According to the results of a survey released today by the Center for Audit Quality (CAQ), concerns about a potential recession, ongoing inflation, and the U.S. election are fresh on the minds of audit firm partners as the start of 2025 nears.
Now in its third year, the CAQ’s Audit Partner Survey asked 1,128 audit partners at the country’s leading public company audit firms about their views on the current business environment in the U.S. Topics covered include U.S. economic health, challenges and risks facing businesses, and how they see business leaders adjusting their strategies in the current environment.
“Public company auditors are in every public company, of every size, in every industry, in the U.S.,” CAQ CEO Julie Bell Lindsay said in a statement. “This breadth and depth provides public company audit partners with unique insights into how America’s businesses operate.”
The following is a summary of how audit partners felt about the topics presented to them in the survey:
Partners neutral on the economy despite perceived risks
- A potential recession is the largest economic risk factor audit partners foresee over the next 12 months, followed by regulations and geopolitical instability.
- Despite the risks, audit partners’ outlook for the U.S. economy over the next 12 months is trending neutral.
- Auditors are less positive about inflation, with the majority believing it will continue to impact businesses in their primary industry sector for the next six to 12 months.
Businesses are concerned for the U.S. election
- According to the audit partners, most businesses (65%) are concerned about the potential impact of the U.S. election on their financial performance over the next 12 months.

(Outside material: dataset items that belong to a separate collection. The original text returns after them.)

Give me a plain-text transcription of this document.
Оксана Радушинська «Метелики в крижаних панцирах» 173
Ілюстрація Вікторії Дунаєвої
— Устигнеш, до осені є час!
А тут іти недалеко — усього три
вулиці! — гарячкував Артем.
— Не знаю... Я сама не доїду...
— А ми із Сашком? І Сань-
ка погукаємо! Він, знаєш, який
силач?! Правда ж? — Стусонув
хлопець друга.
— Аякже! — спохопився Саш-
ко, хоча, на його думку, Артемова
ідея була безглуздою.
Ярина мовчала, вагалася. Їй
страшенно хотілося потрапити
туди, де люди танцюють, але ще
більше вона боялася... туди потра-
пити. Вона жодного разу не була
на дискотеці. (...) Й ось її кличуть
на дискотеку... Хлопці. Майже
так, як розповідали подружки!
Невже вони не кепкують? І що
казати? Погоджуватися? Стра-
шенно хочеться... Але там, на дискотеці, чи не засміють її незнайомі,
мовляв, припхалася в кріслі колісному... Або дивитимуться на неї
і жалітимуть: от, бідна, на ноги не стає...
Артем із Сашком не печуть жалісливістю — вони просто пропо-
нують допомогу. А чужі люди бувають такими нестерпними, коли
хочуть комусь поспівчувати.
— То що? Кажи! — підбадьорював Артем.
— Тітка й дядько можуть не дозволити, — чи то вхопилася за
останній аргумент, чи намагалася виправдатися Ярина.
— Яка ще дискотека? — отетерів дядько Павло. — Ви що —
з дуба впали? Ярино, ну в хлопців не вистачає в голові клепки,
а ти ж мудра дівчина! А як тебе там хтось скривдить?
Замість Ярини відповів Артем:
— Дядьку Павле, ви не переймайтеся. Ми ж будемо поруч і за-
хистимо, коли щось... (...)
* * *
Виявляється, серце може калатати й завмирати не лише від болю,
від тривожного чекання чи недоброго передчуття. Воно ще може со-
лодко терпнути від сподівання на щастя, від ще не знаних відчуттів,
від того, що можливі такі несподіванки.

- Despite this, most public companies are not adjusting their business strategies and don’t anticipate direct disruptions to their business are a result of the election.
Labor strategies signal mixed news for workers
- Audit partners report a significant shift in labor priorities, with labor shortages dropping down considerably among their list of economic risks.
- Upskilling employees is the top human capital action they are observing among companies in their industry sectors (66%), closely followed by reducing headcount (59%) and decreasing workplace flexibility (51%).
Technology shifts in AI and cryptocurrency
- The shift in labor strategies may be influenced by public companies’ use of technology. According to the audit partners, process automation (62%), customer service (52%), and predictive analysis (34%) are all areas they see companies increasing their utilization of artificial intelligence.
- While the audit partners reported an increase in the use of AI, organizations appear to be losing interest in cryptocurrency, with most (83%) reporting that organizations in their industry sector have no exposure to it.
“Despite media excitement surrounding cryptocurrency, most public companies remain largely uninvolved, according to audit partners,” the CAQ says. “Earlier iterations of the Audit Partner Survey indicated that some sectors, particularly technology and finance, were exploring this digital currency, but recent findings suggest a shift in sentiment. Notably, several major scandals—most prominently the collapse of the FTX cryptocurrency exchange and hedge fund—may have contributed to this decline in interest.”
The survey was conducted in September and October, according to the CAQ.